En général, la quantité de matière nécessaire pour agir sur le système nerveux et sur nos organes est extrêmement petite. On a analysé chimiquement l’air infect pris dans l’égout de Montmartre et celui qui avait été recueilli dans un espace libre et bien isolé sur les quais, près du pont de la Concorde, et chimiquement parlant, on les a trouvés identiques.
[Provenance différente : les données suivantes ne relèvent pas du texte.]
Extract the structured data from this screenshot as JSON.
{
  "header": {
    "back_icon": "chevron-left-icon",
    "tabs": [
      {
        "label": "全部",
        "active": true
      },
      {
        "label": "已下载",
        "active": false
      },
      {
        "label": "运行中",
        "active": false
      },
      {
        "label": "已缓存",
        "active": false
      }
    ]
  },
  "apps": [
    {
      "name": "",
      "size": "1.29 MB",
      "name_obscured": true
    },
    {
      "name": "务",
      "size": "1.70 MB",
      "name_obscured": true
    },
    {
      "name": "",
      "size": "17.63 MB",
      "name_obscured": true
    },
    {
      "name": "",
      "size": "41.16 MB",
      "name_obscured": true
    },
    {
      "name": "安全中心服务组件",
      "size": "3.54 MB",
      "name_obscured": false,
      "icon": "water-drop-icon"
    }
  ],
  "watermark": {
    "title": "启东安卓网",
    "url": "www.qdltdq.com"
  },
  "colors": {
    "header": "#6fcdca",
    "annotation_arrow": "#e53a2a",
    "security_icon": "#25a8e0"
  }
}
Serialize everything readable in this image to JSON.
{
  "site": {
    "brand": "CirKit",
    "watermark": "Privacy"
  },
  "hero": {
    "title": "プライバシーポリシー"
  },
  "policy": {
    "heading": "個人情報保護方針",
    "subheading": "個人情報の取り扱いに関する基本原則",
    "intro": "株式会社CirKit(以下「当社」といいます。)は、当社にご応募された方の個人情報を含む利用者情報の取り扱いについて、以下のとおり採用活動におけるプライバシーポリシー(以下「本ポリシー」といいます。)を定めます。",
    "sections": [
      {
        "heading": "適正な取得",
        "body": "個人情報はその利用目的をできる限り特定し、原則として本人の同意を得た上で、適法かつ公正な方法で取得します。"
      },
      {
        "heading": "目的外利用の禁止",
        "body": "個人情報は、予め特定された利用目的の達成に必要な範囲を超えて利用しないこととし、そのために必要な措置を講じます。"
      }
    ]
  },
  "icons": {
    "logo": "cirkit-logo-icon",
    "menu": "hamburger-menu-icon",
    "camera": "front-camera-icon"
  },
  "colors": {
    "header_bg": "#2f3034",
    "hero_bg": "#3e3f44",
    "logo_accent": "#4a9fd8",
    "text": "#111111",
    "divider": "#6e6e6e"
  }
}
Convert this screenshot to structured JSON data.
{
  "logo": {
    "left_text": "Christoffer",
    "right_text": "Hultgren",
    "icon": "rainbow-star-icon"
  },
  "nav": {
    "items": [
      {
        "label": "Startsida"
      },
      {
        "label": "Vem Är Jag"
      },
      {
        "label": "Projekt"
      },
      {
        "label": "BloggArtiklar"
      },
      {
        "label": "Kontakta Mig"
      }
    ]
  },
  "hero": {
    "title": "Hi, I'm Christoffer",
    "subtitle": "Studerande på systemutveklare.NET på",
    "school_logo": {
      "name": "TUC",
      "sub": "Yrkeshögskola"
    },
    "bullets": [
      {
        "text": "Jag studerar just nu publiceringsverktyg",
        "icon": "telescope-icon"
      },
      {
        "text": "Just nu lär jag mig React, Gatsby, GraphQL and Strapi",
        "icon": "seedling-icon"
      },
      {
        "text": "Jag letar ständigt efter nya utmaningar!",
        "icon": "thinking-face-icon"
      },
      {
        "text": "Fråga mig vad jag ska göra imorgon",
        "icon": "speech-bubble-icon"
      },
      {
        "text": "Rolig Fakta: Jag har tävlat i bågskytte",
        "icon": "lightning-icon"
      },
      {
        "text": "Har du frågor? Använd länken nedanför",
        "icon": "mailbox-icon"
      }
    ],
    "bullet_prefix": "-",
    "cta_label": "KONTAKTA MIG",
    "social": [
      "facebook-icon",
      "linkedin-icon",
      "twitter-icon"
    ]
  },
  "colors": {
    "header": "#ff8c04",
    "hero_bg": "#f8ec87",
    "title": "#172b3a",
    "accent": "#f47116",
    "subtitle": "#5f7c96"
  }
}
Un morceau de musc qui avait fourni pendant vingt ans des émanations odorantes à l’air libre n’avait rien perdu de son poids. L’air qui donne les fièvres de marais et celui de la Zélande, qui donne constamment les fièvres d’automne, ne déposent rien d’appréciable aux réactifs les plus sensibles. Quelles influences physiques faut-il donc imaginer ou admettre ?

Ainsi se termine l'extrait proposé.